If Nvidia is the most visible chokepoint in AI infrastructure, TSMC sits one layer deeper — at the manufacturing step the entire system still depends on. Nvidia designs the world's most indispensable chips, but TSMC is the only entity on earth capable of making them at scale. There is no workaround.
Even as competitors like Google or Meta attempt to escape their Nvidia dependency by designing their own internal chips, they simply end up knocking on the same door in Hsinchu, Taiwan. You can design around a chip architect. You cannot design around the laws of semiconductor physics that TSMC has spent decades mastering.
Node ramp economics follow a predictable arc: brutal capital intensity on the way up — a single leading-edge fab now costs tens of billions of dollars — followed by an 18-24 month yield improvement curve before margins finally expand. TSMC is currently ramping its next-generation 2nm node, with inventory days rising specifically due to that ramp. This sounds like relief, but it isn't.
Every new node creates a fresh constraint cycle: existing capacity gets partially cannibalized as equipment and engineering attention shift to the newer process. Early-ramp wafers are expensive and low-yield, and the customers who need 2nm — next-generation Nvidia, Apple, Broadcom — are already standing in line competing for the same capacity simultaneously. The chokepoint doesn't disappear; it moves forward in time and you get a compound bottleneck that cannot be resolved by throwing money at the problem. When asked directly on today’s call how long the supply constraint would last, CC Wei's answer was very direct: ‘2027 is also very tight.’
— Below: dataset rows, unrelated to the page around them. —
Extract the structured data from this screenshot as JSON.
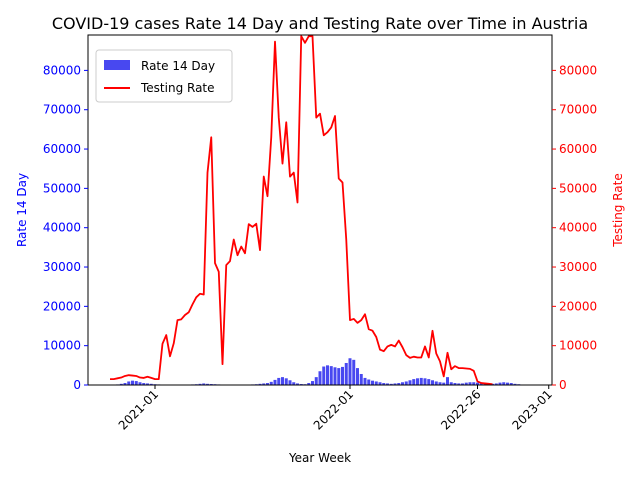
{
  "chart_data": {
    "type": "bar+line",
    "title": "COVID-19 cases Rate 14 Day and Testing Rate over Time in Austria",
    "xlabel": "Year Week",
    "ylabel_left": "Rate 14 Day",
    "ylabel_right": "Testing Rate",
    "ylim_left": [
      0,
      89000
    ],
    "ylim_right": [
      0,
      89000
    ],
    "x_ticks": [
      {
        "index": 12,
        "label": "2021-01"
      },
      {
        "index": 64,
        "label": "2022-01"
      },
      {
        "index": 98,
        "label": "2022-26"
      },
      {
        "index": 117,
        "label": "2023-01"
      }
    ],
    "y_ticks_left": [
      0,
      10000,
      20000,
      30000,
      40000,
      50000,
      60000,
      70000,
      80000
    ],
    "y_ticks_right": [
      0,
      10000,
      20000,
      30000,
      40000,
      50000,
      60000,
      70000,
      80000
    ],
    "legend": {
      "position": "top-left",
      "entries": [
        "Rate 14 Day",
        "Testing Rate"
      ]
    },
    "colors": {
      "bar": "#4848f0",
      "line": "#ff0000",
      "left_axis": "#0000ff",
      "right_axis": "#ff0000"
    },
    "series": [
      {
        "name": "Rate 14 Day",
        "type": "bar",
        "values": [
          50,
          100,
          150,
          300,
          500,
          900,
          1100,
          1000,
          700,
          500,
          400,
          300,
          200,
          150,
          100,
          100,
          100,
          100,
          100,
          100,
          100,
          100,
          150,
          200,
          300,
          400,
          300,
          250,
          200,
          150,
          100,
          100,
          100,
          100,
          100,
          100,
          100,
          100,
          150,
          200,
          300,
          400,
          500,
          800,
          1300,
          1800,
          2000,
          1700,
          1200,
          700,
          400,
          250,
          200,
          500,
          1000,
          2000,
          3500,
          4700,
          5000,
          4800,
          4500,
          4300,
          4600,
          5600,
          6800,
          6400,
          4300,
          2800,
          1800,
          1400,
          1100,
          900,
          700,
          500,
          400,
          300,
          400,
          500,
          700,
          900,
          1200,
          1500,
          1700,
          1800,
          1700,
          1500,
          1200,
          900,
          700,
          600,
          2000,
          700,
          500,
          400,
          400,
          600,
          700,
          700,
          600,
          500,
          400,
          300,
          300,
          400,
          600,
          700,
          600,
          500,
          300,
          200,
          100,
          100,
          50
        ]
      },
      {
        "name": "Testing Rate",
        "type": "line",
        "values": [
          1500,
          1500,
          1700,
          1900,
          2300,
          2500,
          2400,
          2300,
          1900,
          1800,
          2100,
          1800,
          1500,
          1500,
          10500,
          12700,
          7300,
          10600,
          16500,
          16700,
          17800,
          18500,
          20500,
          22300,
          23200,
          23000,
          54000,
          63000,
          31000,
          28800,
          5300,
          30500,
          31500,
          37000,
          33000,
          35200,
          33500,
          40900,
          40200,
          41000,
          34300,
          53000,
          48000,
          63000,
          87300,
          68000,
          56300,
          66800,
          53000,
          54000,
          46400,
          88700,
          87000,
          88700,
          88700,
          68000,
          69000,
          63500,
          64300,
          65500,
          68400,
          52500,
          51500,
          37000,
          16500,
          16800,
          15800,
          16500,
          18000,
          14200,
          13800,
          12200,
          9000,
          8600,
          9800,
          10200,
          9800,
          11300,
          9600,
          7600,
          6900,
          7200,
          7000,
          7000,
          9800,
          7000,
          13800,
          8000,
          6000,
          2200,
          8200,
          4000,
          4800,
          4300,
          4300,
          4200,
          4100,
          3600,
          900,
          500,
          400,
          300,
          200
        ]
      }
    ]
  }
}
This reality creates a more complicated reshoring story than Washington initially imagined. TSMC confirmed today that its advanced packaging capacity — the specialized stacking technology required for high-end AI architectures — is ‘very tight also.’ The semiconductor policy debate has focused almost exclusively on where wafers are fabricated, but packaging has become one of the most concentrated bottlenecks in the chain.
Currently, TSMC sends 100% of its high-end chips back to Taiwan to be packaged, including those manufactured at its advanced fab in Phoenix, Arizona. Even as more leading-edge fabrication moves to the U.S., the geopolitical dependency doesn't disappear; it simply migrates one step down the supply chain.
The U.S. CHIPS Act allocated roughly $1.4B for packaging against more than $30B for wafer fabrication, a ratio that reflects how the problem was understood at the time. Manufacturing sovereignty in AI is not just about the fabs, but about the packaging ecosystem wrapped around them.
TSMC spent $56 billion on capital expenditure this year alone — more than 50% of what it spent in the entire prior three years. On today’s call, CC Wei said capex in the next three years will be significantly higher than the $101 billion of the last three. Companies don't spend $56 billion in a single year on a trend they think is temporary.
The CHIPS Act, export controls, and the debate around Taiwan’s security are all, in different ways, arguments about access to the same manufacturing base. When a company becomes a physical bottleneck to an economic transformation, it stops looking like a normal supplier.
TSMC matters not because it tells us that AI demand is strong — that is already clear — but because it tells us where that demand is colliding with reality. The market has spent the last two years treating AI as a software story with unlimited upside. Today’s call is a reminder that it is still, stubbornly, an industrial one. Every time an analyst asked CC Wei whether competitors, customer defections or new entrants could erode TSMC's position, he gave the same two-word answer: 'No shortcuts.' He said it four times. He means it — and the AI economy will spend the next several years learning the same lesson.